Un promeneur non averti qui rencontrait un bloc de Katsuo-bushi abandonné serait tenté de l’envoyer valser d’un coup de pied, tant son aspect ressemble à un vieux morceau de bois. Attention! car il s’agit d’un pain de bonite séchée, le sacro-saint condiment sans lequel les meilleurs cuisiniers japonais rendraient leur toque. Ils l’utilisent abondamment dans la constitution des subtils bouillons pour la soupe de miso, pour trousser un ragoût, monter une sauce de tempura ou préparer une savoureuse trempette pour les nouilles, et bien d’autres tours de main encore.
Chaque printemps, les bancs de bonites migrent au Nord et restent au large des côtes nipponnes jusqu’à l’automne. Lorsqu’elles se manifestent dans leurs eaux, les pêcheurs ont coutume de dire qu’elles ramènent les premiers beaux jours d’été avec elles.
Les bonites sont bouillies entières puis, fendues en deux, on les dépouille de leur peau et des arêtes. Les bons morceaux sont fumés, séchés au soleil, puis fumés et séchés une nouvelle fois, et ainsi à plusieurs reprises. Ce processus de séchage se poursuivra pendant six mois jusqu’à obtenir ces blocs de katsuo-bushi durs comme le bois que l’on voit sur la photo. La fine couche de poudre brune duvetant la surface est la moisissure qui intervient dans le processus de fermentation.
On lavera à l’eau cette moisissure avant l’utilisation de la pièce, qui consiste d’abord à en détacher de minces feuilles, comme des feuilles de papier à cigarette, à l’aide d’un rabot spécial monté à l’envers du couvercle de la boîte dans laquelle on conserve la pièce de bonite. Il y a vingt ans encore, toute famille japonaise serrait dans sa cuisine cette boîte avec son couvercle-rabot. Hélas! aujourd’hui, la plupart des ménagères trouvent plus pratique d’acheter de petits sachets de flocons de katsuo-bushi prérabotés.
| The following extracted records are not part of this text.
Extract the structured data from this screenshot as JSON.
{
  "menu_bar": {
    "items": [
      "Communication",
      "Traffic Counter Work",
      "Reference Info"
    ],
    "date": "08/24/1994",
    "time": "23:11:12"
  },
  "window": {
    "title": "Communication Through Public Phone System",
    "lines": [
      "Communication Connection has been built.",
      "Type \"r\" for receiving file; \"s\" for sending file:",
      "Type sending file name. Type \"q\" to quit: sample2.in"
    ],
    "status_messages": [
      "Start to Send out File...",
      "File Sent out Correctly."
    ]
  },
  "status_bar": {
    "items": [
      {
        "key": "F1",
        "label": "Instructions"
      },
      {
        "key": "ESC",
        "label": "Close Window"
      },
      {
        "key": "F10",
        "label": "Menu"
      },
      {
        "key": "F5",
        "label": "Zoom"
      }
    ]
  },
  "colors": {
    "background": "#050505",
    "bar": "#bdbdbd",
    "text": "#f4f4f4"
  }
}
Donc ces feuilles, ou ces flocons, peuvent être, soit bouillis dans l’eau pour confectionner un bouillon, avec ajout d’autres condiments, soit saupoudrés directement sur le mets. Ce poison séché donne au bouillon un arôme d’une grande délicatesse qui caractérise d’emblée la saveur unique et incomparable d’une cuisine japonaise. Disons qu’il se vend actuellement des boîtes de sachets de poudre qu’il suffit de verser dans l’eau bouillante, comme du café soluble, pour obtenir un bouillon instantané d’un usage tellement répandu et commode que beaucoup de jeunes, s’ils connaissent le nom de katsuo-bushi, n’ont même jamais vu un bloc de bonite séchée.
Heureusement, il existe encore assez de gens sages pour prétendre, avec raison d’ailleurs, que seules les râpures fraîchement rabotées de katsuo-bushi sont capables de conférer goût et arôme à la cuisine. Voici d’ailleurs comment Chikaishi Kazuhiko, chef d’un restaurant japonais prestigieux appelé Aoyagi, voit les choses : “La bonite séchée est le cœur et l’âme de la cuisine japonaise! Quand on forme un jeune cuistot, la première chose qu’on lui montre, c’est de raboter et d’user correctement de ce condiment.”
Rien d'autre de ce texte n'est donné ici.